Boy is it irritating- i'm a growing baby but the space seems to only get smaller, I have a mouth but i cant speak, I got a brain thats as big as a peanut and on top of that i dont look great at least not with with the generous coating of goo over me. I just want to get out and my legs gave a kick and oooops... i thought i heard a shriek.

then something gross and disgusting having five large projections grabbed my head and started tugging it.

Hey what the hell!!
The next thing i knew i was blinded by some sort of light.
Wait a minute, was i out already. hey what about the speech that I was supposed to give- ok here goes nothing-
"My dear parents, I'm pleased to..."- but i'm sure i didnt hear these words, all I could hear was "waaaa waaaa" and due to some reason I couldnt stop crying.
Oh my god! this is the worst possible entry( or exit-damn does it matter!!) ever.

No brilliant speech, horrible looks- bad investment?
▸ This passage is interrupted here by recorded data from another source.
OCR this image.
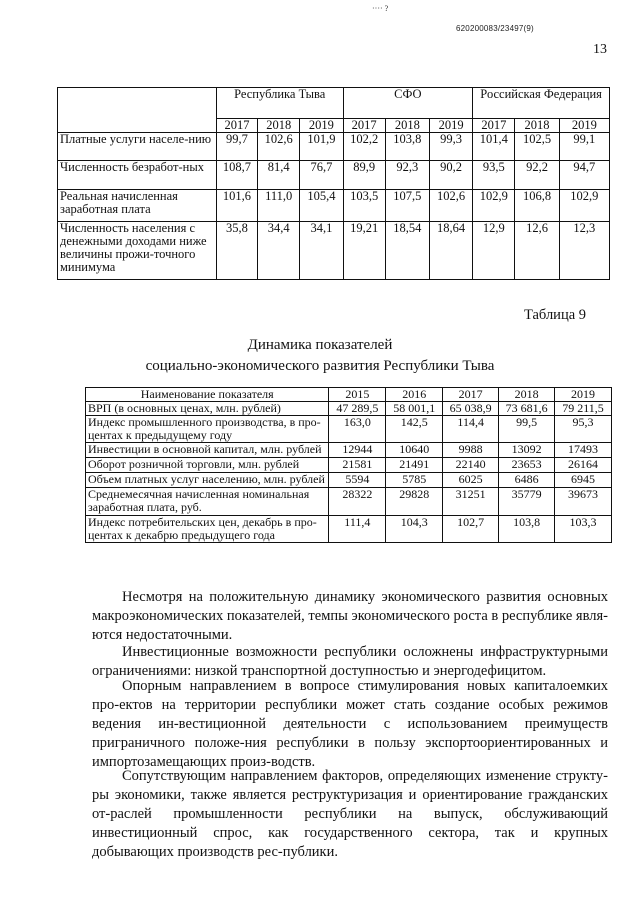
···· ?
620200083/23497(9)
13
	Республика Тыва			СФО			Российская Федерация		
	2017	2018	2019	2017	2018	2019	2017	2018	2019
Платные услуги населе-нию	99,7	102,6	101,9	102,2	103,8	99,3	101,4	102,5	99,1
Численность безработ-ных	108,7	81,4	76,7	89,9	92,3	90,2	93,5	92,2	94,7
Реальная начисленная заработная плата	101,6	111,0	105,4	103,5	107,5	102,6	102,9	106,8	102,9
Численность населения с денежными доходами ниже величины прожи-точного минимума	35,8	34,4	34,1	19,21	18,54	18,64	12,9	12,6	12,3
Таблица 9
Динамика показателей
социально-экономического развития Республики Тыва
Наименование показателя	2015	2016	2017	2018	2019
ВРП (в основных ценах, млн. рублей)	47 289,5	58 001,1	65 038,9	73 681,6	79 211,5
Индекс промышленного производства, в про-центах к предыдущему году	163,0	142,5	114,4	99,5	95,3
Инвестиции в основной капитал, млн. рублей	12944	10640	9988	13092	17493
Оборот розничной торговли, млн. рублей	21581	21491	22140	23653	26164
Объем платных услуг населению, млн. рублей	5594	5785	6025	6486	6945
Среднемесячная начисленная номинальная заработная плата, руб.	28322	29828	31251	35779	39673
Индекс потребительских цен, декабрь в про-центах к декабрю предыдущего года	111,4	104,3	102,7	103,8	103,3

Несмотря на положительную динамику экономического развития основных макроэкономических показателей, темпы экономического роста в республике явля-ются недостаточными.

Инвестиционные возможности республики осложнены инфраструктурными ограничениями: низкой транспортной доступностью и энергодефицитом.

Опорным направлением в вопросе стимулирования новых капиталоемких про-ектов на территории республики может стать создание особых режимов ведения ин-вестиционной деятельности с использованием преимуществ приграничного положе-ния республики в пользу экспортоориентированных и импортозамещающих произ-водств.

Сопутствующим направлением факторов, определяющих изменение структу-ры экономики, также является реструктуризация и ориентирование гражданских от-раслей промышленности республики на выпуск, обслуживающий инвестиционный спрос, как государственного сектора, так и крупных добывающих производств рес-публики.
Then i heard mom say, "Phew the baby's out. Wasnt he a handful!!"

Disclaimer!!

Thank you people for viewing this blog. I guess you must thank your stars or rather i must thank yours!!
Firstly the blog is titled pensive for an innate reason. It is because the blog is a recollection of my precious life from the time my body had agglomerated enough grey cells to form the brain.
Secondly, i would like to caution the viewers against any misconception arising from the fact that this blog is totally surreal. I totally understand your misconception. But that is why this is special. It reflects some of my own thoughts and opinions on matters that might seem beyond my comprehension at certain stages.
Finally, i would recommend the viewers 'to go to hell with their judgemental logic' and just enjoy the non-stop nonsense that seems to happen...
Thank you..enjoy the posts. I'll try to keep updating as quickly as possible.